At this time, scientists observed a very peculiar phenomenon on a cesium sample through experiments, that is, a very special number of electrons in the cesium sample condensed together to form a new state.
This state is due to the fact that the temperature of the cesium sample is reduced to a very low level, causing the molecules in the cesium sample to stop moving, so these electrons will naturally no longer be free, but will condense together, forming a new state, and finally cesium becomes a new substance.
Since then, human beings have studied this material many times, and similar phenomena have been found on many materials.
After the 21st century, this ultra-low temperature technology began to be used in human life.
Superconducting magnets composed of many highly compressed titanium alloys were invented.
It can form an extremely low temperature environment at extremely low temperatures, which has a very good effect on some superconducting materials at low temperatures.
This makes superconducting magnets very widely used in modern nuclear magnetic resonance equipment.
In 2020, a company called Shanghai Qiushi Superconducting Technology announced that they had successfully developed a very special ultra-low temperature refrigeration technology.
This technology not only breaks the temperature record for cesesium samples in terms of temperature, but also has a temperature difference of less than 0.01 degrees from absolute zero.
The key to a breakthrough.
In fact, if you want to break through ultra-low temperature, the key is not to reduce the temperature, but to make the temperature of matter close to absolute zero, then the thermal motion of the material molecules is needed to give the movement energy of the material molecules.
It's like throwing a ribbon and a thin wire.
Let's compare, if a ribbon does not have the action of an external force, it will not stand up.
But a thin wire can stand up very easily.
This is because the molecular motion on the ribbon and the wire gives them different forces in the position they occupy.
At a temperature of absolute zero, the energy of the molecule is very low.

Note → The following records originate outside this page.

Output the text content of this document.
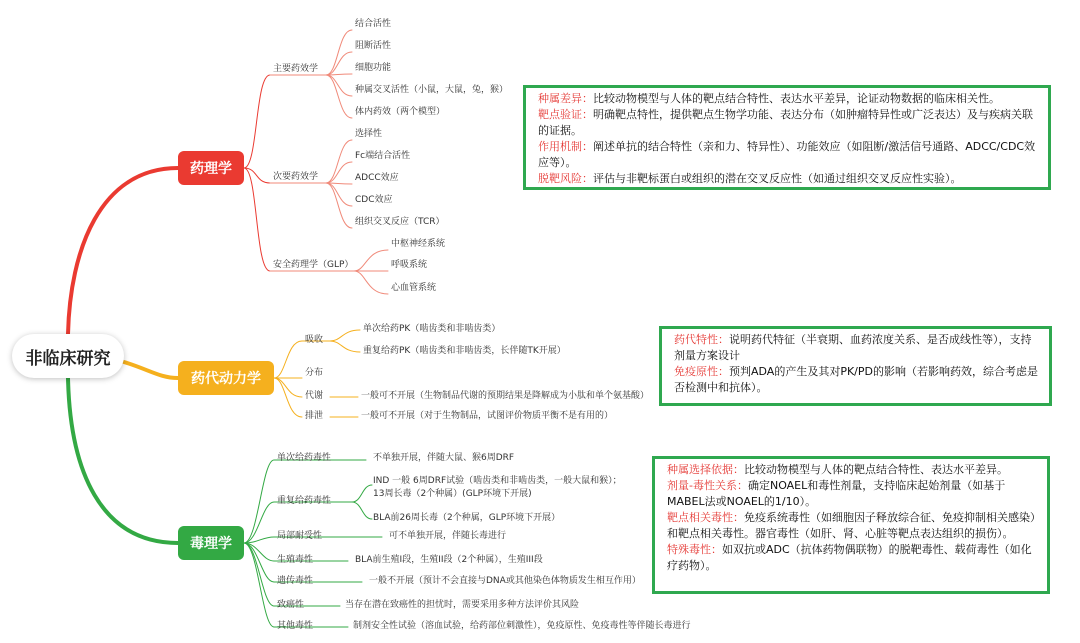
非临床研究
药理学
药代动力学
毒理学
主要药效学
结合活性
阻断活性
细胞功能
种属交叉活性（小鼠，大鼠，兔，猴）
体内药效（两个模型）
次要药效学
选择性
Fc端结合活性
ADCC效应
CDC效应
组织交叉反应（TCR）
安全药理学（GLP）
中枢神经系统
呼吸系统
心血管系统
吸收
单次给药PK（啮齿类和非啮齿类）
重复给药PK（啮齿类和非啮齿类，长伴随TK开展）
分布
代谢	一般可不开展（生物制品代谢的预期结果是降解成为小肽和单个氨基酸）
排泄	一般可不开展（对于生物制品，试图评价物质平衡不是有用的）
单次给药毒性	不单独开展，伴随大鼠、猴6周DRF
重复给药毒性
IND 一般 6周DRF试验（啮齿类和非啮齿类，一般大鼠和猴）；
13周长毒（2个种属）(GLP环境下开展)
BLA前26周长毒（2个种属，GLP环境下开展）
局部耐受性	可不单独开展，伴随长毒进行
生殖毒性	BLA前生殖I段，生殖II段（2个种属），生殖III段
遗传毒性	一般不开展（预计不会直接与DNA或其他染色体物质发生相互作用）
致癌性	当存在潜在致癌性的担忧时，需要采用多种方法评价其风险
其他毒性	制剂安全性试验（溶血试验，给药部位刺激性），免疫原性、免疫毒性等伴随长毒进行

种属差异：比较动物模型与人体的靶点结合特性、表达水平差异，论证动物数据的临床相关性。

靶点验证：明确靶点特性，提供靶点生物学功能、表达分布（如肿瘤特异性或广泛表达）及与疾病关联的证据。

作用机制：阐述单抗的结合特性（亲和力、特异性）、功能效应（如阻断/激活信号通路、ADCC/CDC效应等）。

脱靶风险：评估与非靶标蛋白或组织的潜在交叉反应性（如通过组织交叉反应性实验）。

药代特性：说明药代特征（半衰期、血药浓度关系、是否成线性等），支持剂量方案设计

免疫原性：预判ADA的产生及其对PK/PD的影响（若影响药效，综合考虑是否检测中和抗体）。

种属选择依据：比较动物模型与人体的靶点结合特性、表达水平差异。

剂量-毒性关系：确定NOAEL和毒性剂量，支持临床起始剂量（如基于MABEL法或NOAEL的1/10）。

靶点相关毒性：免疫系统毒性（如细胞因子释放综合征、免疫抑制相关感染）和靶点相关毒性。器官毒性（如肝、肾、心脏等靶点表达组织的损伤）。

特殊毒性：如双抗或ADC（抗体药物偶联物）的脱靶毒性、载荷毒性（如化疗药物）。
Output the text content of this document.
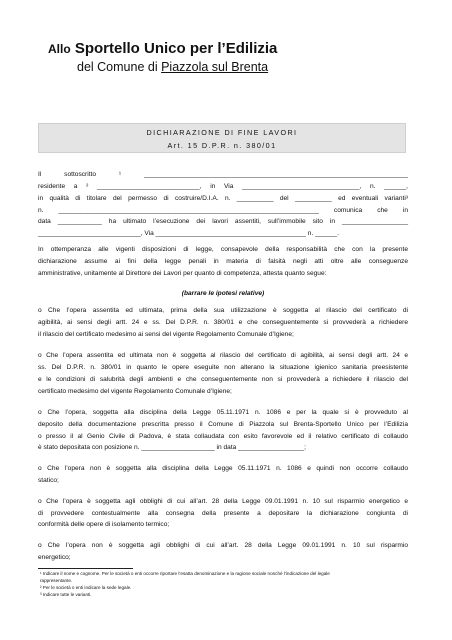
Allo Sportello Unico per l’Edilizia
del Comune di Piazzola sul Brenta
DICHIARAZIONE DI FINE LAVORI
Art. 15 D.P.R. n. 380/01
Il sottoscritto ¹ ________________________________________________________________________
residente a ² ____________________________, in Via ________________________________, n. ______,
in qualità di titolare del permesso di costruire/D.I.A. n. __________ del __________ ed eventuali varianti³
n. _______________________________________________________________________ comunica che in
data ____________ ha ultimato l’esecuzione dei lavori assentiti, sull’immobile sito in __________________
____________________________, Via _________________________________________ n. ______.
In ottemperanza alle vigenti disposizioni di legge, consapevole della responsabilità che con la presente
dichiarazione assume ai fini della legge penali in materia di falsità negli atti oltre alle conseguenze
amministrative, unitamente al Direttore dei Lavori per quanto di competenza, attesta quanto segue:
(barrare le ipotesi relative)
ο Che l’opera assentita ed ultimata, prima della sua utilizzazione è soggetta al rilascio del certificato di
agibilità, ai sensi degli artt. 24 e ss. Del D.P.R. n. 380/01 e che conseguentemente si provvederà a richiedere
il rilascio del certificato medesimo ai sensi del vigente Regolamento Comunale d’Igiene;
ο Che l’opera assentita ed ultimata non è soggetta al rilascio del certificato di agibilità, ai sensi degli artt. 24 e
ss. Del D.P.R. n. 380/01 in quanto le opere eseguite non alterano la situazione igienico sanitaria preesistente
e le condizioni di salubrità degli ambienti e che conseguentemente non si provvederà a richiedere il rilascio del
certificato medesimo del vigente Regolamento Comunale d’Igiene;
ο Che l’opera, soggetta alla disciplina della Legge 05.11.1971 n. 1086 e per la quale si è provveduto al
deposito della documentazione prescritta presso il Comune di Piazzola sul Brenta-Sportello Unico per l’Edilizia
o presso il al Genio Civile di Padova, è stata collaudata con esito favorevole ed il relativo certificato di collaudo
è stato depositata con posizione n. ____________________ in data __________________;
ο Che l’opera non è soggetta alla disciplina della Legge 05.11.1971 n. 1086 e quindi non occorre collaudo
statico;
ο Che l’opera è soggetta agli obblighi di cui all’art. 28 della Legge 09.01.1991 n. 10 sul risparmio energetico e
di provvedere contestualmente alla consegna della presente a depositare la dichiarazione congiunta di
conformità delle opere di isolamento termico;
ο Che l’opera non è soggetta agli obblighi di cui all’art. 28 della Legge 09.01.1991 n. 10 sul risparmio
energetico;
¹ Indicare il nome e cognome. Per le società o enti occorre riportare l’esatta denominazione e la ragione sociale nonché l’indicazione del legale
rappresentante.
² Per le società o enti indicare la sede legale.
³ Indicare tutte le varianti.
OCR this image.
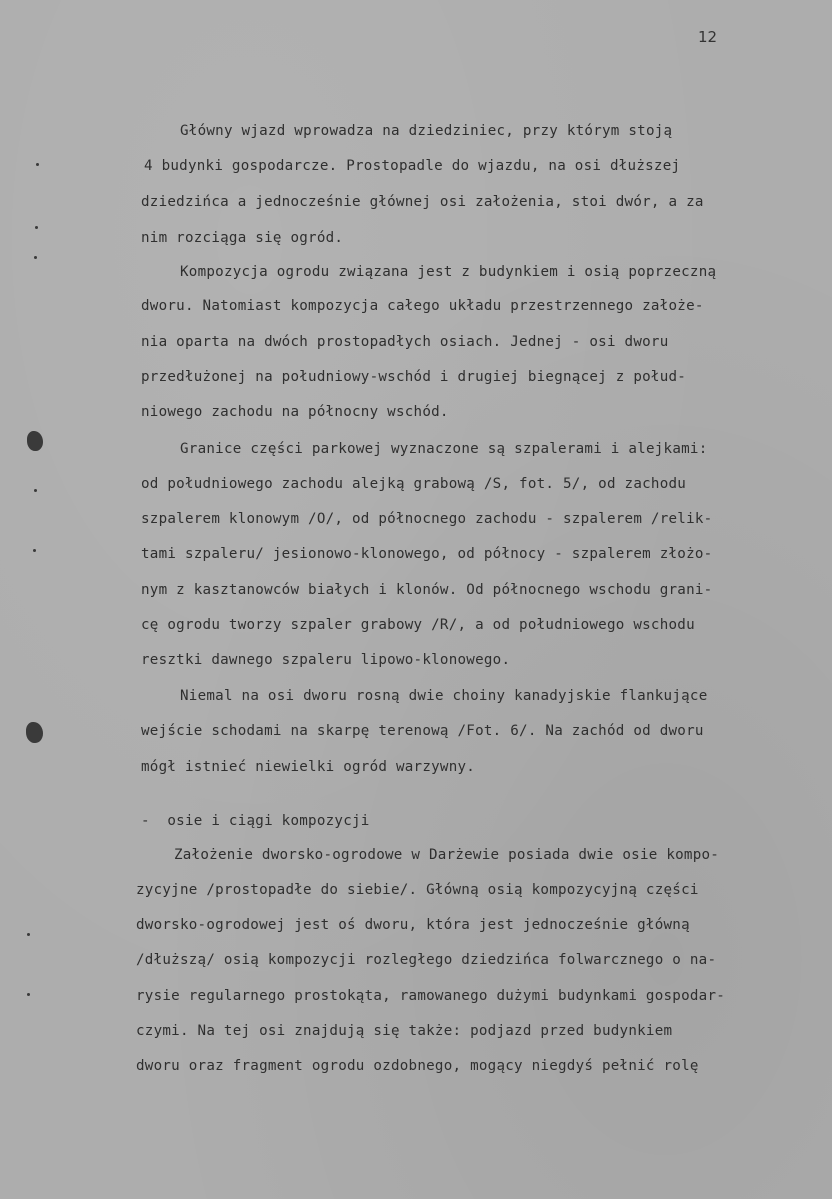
12
Główny wjazd wprowadza na dziedziniec, przy którym stoją
4 budynki gospodarcze. Prostopadle do wjazdu, na osi dłuższej
dziedzińca a jednocześnie głównej osi założenia, stoi dwór, a za
nim rozciąga się ogród.
Kompozycja ogrodu związana jest z budynkiem i osią poprzeczną
dworu. Natomiast kompozycja całego układu przestrzennego założe-
nia oparta na dwóch prostopadłych osiach. Jednej - osi dworu
przedłużonej na południowy-wschód i drugiej biegnącej z połud-
niowego zachodu na północny wschód.
Granice części parkowej wyznaczone są szpalerami i alejkami:
od południowego zachodu alejką grabową /S, fot. 5/, od zachodu
szpalerem klonowym /O/, od północnego zachodu - szpalerem /relik-
tami szpaleru/ jesionowo-klonowego, od północy - szpalerem złożo-
nym z kasztanowców białych i klonów. Od północnego wschodu grani-
cę ogrodu tworzy szpaler grabowy /R/, a od południowego wschodu
resztki dawnego szpaleru lipowo-klonowego.
Niemal na osi dworu rosną dwie choiny kanadyjskie flankujące
wejście schodami na skarpę terenową /Fot. 6/. Na zachód od dworu
mógł istnieć niewielki ogród warzywny.
-  osie i ciągi kompozycji
Założenie dworsko-ogrodowe w Darżewie posiada dwie osie kompo-
zycyjne /prostopadłe do siebie/. Główną osią kompozycyjną części
dworsko-ogrodowej jest oś dworu, która jest jednocześnie główną
/dłuższą/ osią kompozycji rozległego dziedzińca folwarcznego o na-
rysie regularnego prostokąta, ramowanego dużymi budynkami gospodar-
czymi. Na tej osi znajdują się także: podjazd przed budynkiem
dworu oraz fragment ogrodu ozdobnego, mogący niegdyś pełnić rolę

This leads to the third law of thermodynamics, which states that when the temperature drops, the energy of the molecule also decreases.
When the temperature drops to the limit, the molecules with very low energy return to their basic state and stop their thermal motion.

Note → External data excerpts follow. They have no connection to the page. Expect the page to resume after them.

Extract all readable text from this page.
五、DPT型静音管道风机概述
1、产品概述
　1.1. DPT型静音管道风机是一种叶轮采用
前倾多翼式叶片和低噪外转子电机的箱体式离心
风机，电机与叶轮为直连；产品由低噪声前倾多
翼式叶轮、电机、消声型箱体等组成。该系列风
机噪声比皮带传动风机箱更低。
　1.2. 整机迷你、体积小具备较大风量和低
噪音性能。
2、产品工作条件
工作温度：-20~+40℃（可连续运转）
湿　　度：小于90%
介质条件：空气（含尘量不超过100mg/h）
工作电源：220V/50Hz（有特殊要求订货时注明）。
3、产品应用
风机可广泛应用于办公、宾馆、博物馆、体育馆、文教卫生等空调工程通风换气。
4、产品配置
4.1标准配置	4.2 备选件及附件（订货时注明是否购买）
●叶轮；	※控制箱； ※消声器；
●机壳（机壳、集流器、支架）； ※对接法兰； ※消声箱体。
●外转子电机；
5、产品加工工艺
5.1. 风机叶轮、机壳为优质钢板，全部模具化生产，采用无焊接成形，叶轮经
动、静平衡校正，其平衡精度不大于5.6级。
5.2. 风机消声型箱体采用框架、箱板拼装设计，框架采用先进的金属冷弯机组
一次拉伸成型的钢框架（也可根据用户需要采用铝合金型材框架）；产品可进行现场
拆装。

It's hard to find anything that stops the thermal motion more easily than these molecules, so if we want to bring matter closer to absolute zero, we need lower temperatures.
The most primitive way to achieve a low temperature is by evaporation.
The temperature of the evaporated substance naturally decreases, so the best way to do this is to evaporate the substance with a high degree of decompression.
Liu Xiaoping of Shanghai Qiushi Superconducting Technology revealed in his blog how they did it.
In the 70s of the last century, they collected a gas that is very sensitive to decompression.
This gas is called nitrogen.
At that time, scientists had already discovered that it was a very good decompression tool, and that his heat of dissolution was very high.
This causes the temperature of the water to be reduced to extreme temperatures after decompression evaporation, so this substance is also used by scientists as a refrigeration technology to cool the substance.
epilogue
The emergence of this technology is of great help to our future research and development, and it is a very good breakthrough at the end of the technology, and it can also be said to be a very significant breakthrough.
So I hope he can get better and better and bring more benefits to the society, and I also hope that the content of the editor can be helpful to you.